When I get in a funk like this, somehow I crave listening to Aimee Mann. And here she is, with a Yuletide version of her trademark cynical melancholy.
From her 2006 Christmas album One More Drifter in the Snow (gotta love that ironical title), this song was written by Aimee's husband, the wonderful Michael Penn, along with Jon Brion. I love it when the morose magic of Aimee's voice is kicked up a notch by Michael's wry humor and clear-eyed perceptions.
"It's Christmas again, December is here," she begins, in a diffident drawl, "Hasn't it been a wonderful year?" Is it just me, or do I detect a note of sarcasm there?

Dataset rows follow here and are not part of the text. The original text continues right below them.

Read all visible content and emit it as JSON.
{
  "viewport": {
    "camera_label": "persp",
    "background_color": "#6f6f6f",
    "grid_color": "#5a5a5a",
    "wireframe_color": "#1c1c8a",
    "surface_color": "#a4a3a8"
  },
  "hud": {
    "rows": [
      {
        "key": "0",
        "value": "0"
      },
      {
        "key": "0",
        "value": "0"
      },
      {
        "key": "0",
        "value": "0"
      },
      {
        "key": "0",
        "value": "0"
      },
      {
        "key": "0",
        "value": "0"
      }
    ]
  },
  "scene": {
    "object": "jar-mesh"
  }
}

It's a flawed holiday, at best. "And on the tree all the ornaments glow / Tinsel will cover where the branches don't grow." Maybe that just because she's an outsider, looking in, but the merry streetscape sure seems like a cruel cliché. "There's lights on all the houses / Spouses with their spouses / Children playing in the snow." I especially love that line "Spouses with their spouses," and how her voice lifts, so wistfully, on the second "spouses." I find myself getting all tangled up in the gender politics of that innocent word, which is always relational -- you can't just be "a spouse," you have to be somebody's spouse. And right now, apparently, she isn't.

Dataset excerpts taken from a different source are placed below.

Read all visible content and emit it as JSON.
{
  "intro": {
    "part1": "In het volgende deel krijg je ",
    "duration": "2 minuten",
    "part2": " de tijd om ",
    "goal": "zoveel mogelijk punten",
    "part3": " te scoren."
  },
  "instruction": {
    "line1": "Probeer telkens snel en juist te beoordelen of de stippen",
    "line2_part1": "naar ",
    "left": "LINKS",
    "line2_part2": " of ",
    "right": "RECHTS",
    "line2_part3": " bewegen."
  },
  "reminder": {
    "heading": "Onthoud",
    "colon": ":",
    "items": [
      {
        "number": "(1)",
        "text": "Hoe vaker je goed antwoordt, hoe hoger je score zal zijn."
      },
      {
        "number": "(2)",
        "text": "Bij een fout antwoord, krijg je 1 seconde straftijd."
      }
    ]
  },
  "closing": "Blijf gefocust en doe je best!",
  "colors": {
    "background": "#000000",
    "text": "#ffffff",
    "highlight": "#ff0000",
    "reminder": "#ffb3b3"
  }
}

I can just hear the shrug in her spirit as she muses, "Keeping on track's another matter of course / That's the great divisor / You are now the wiser / Maybe just a bit less so." Yeah, she's holding it all together, but it's so much effort. "Touch and go 'til you stop on a dime / All alone at Christmastime."
And -- as always in a Michael Penn song -- you've got no one to blame but your own capacity for self-deception. In the last verse she ruefully admits, "Look at your behavior / Looking for a savior / Underneath the mistletoe." I love the double meaning of savior here -- not Jesus, as the hymns proclaim, but the Mr. Right she's still waiting for.
(Yup, this is pretty much the heart-scarred Mann/Penn party line -- read here for more.)
A holiday downer? I suppose it could be. But me, I see it as a compassionate reality check. Why do we feel forced to pretend that our lives are perfect when this season rolls around? No one's life is perfect. It's okay to feel loss and melancholy, whatever the calendar says. And if that's where you are in life right now -- well, you've got some pretty comforting company in Aimee Mann and Michael Penn.